29. If I am offered a place on the MSc IR Theory but on arrival decide that I would like to transfer to the MSc IR, would this be possible?

No - it is extremely unlikely that this would be possible.

30. Is it possible to defer an offer of a place on the MSc IR Theory to the following year?

We expect applicants to apply in good faith to begin the course in the academic year indicated. However, if you are made an offer for 2019 entry and circumstances arise which result in your wishing to defer to 2020, you should contact Graduate Admissions (see below) at the point when you realise that you will not be able to take up the offer in 2019.

Deferral is not automatic and will require the approval of the selector. 

See How to respond to your offer for further details.

31. If I have a query about the application process, can I raise this with the Department instead of the School's Graduate Admissions office?

No, I'm afraid all queries must be dealt with by the School's Graduate Admissions office.

32. If my application is unsuccessful but I would like to reapply next year, how can I get feedback on why I was not accepted?

If your academic background or first degree grades/predicted grades do not reach the standard noted in FAQs 7-11 above, this will undoubtedly form part if not all of the explanation for your rejection. Unfortunately, competition is fierce for IR Department courses and detailed feedback is not possible.

33. Does the International Relations Department have any special arrangements with other universities?

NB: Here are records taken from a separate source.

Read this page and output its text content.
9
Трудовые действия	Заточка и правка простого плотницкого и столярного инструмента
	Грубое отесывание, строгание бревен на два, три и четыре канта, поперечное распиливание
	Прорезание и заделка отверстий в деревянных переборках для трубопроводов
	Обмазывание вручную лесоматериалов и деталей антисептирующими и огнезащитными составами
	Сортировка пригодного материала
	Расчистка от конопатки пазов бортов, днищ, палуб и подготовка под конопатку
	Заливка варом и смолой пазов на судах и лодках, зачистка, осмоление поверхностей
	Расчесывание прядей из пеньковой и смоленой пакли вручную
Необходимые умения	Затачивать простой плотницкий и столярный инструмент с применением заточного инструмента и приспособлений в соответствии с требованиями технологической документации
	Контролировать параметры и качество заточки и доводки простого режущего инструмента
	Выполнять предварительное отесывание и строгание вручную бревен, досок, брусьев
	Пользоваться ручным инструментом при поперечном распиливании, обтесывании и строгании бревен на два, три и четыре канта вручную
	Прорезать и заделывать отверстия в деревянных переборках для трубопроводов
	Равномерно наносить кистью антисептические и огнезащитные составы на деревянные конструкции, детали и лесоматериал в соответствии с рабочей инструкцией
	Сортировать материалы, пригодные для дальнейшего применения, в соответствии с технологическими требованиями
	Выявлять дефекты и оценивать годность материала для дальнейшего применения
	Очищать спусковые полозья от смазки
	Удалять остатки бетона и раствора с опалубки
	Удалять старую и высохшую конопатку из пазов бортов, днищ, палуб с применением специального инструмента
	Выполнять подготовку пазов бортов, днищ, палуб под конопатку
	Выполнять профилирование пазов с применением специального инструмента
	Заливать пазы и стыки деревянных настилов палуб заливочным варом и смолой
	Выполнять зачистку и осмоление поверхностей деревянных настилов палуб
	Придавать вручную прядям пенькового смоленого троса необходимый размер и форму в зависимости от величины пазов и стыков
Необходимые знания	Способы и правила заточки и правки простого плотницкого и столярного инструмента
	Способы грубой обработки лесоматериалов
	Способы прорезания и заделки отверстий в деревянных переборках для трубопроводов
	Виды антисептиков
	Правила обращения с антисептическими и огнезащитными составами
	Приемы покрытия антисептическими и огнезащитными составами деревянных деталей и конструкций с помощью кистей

Yes, LSE and the Elliott School of International Affairs at The George Washington University in Washington, DC have entered into an arrangement whereby LSE graduate students and recent alumni are eligible to apply to take the Elliot School's Master of International Studies (MIS) degree program in one rather than the usual two years. The MIS is a multidisciplinary, academic dual degree program that is designed to complement your studies at LSE with an intensive year in Washington DC.

Please see Master of International Studies at the Elliott School of International Affairs at the George Washington University for further details. 

The MSc IR or MSc IPE also form Year Two of the two-year Sciences Po-LSE Double Degree in Affaires Internationales and IR/IPE.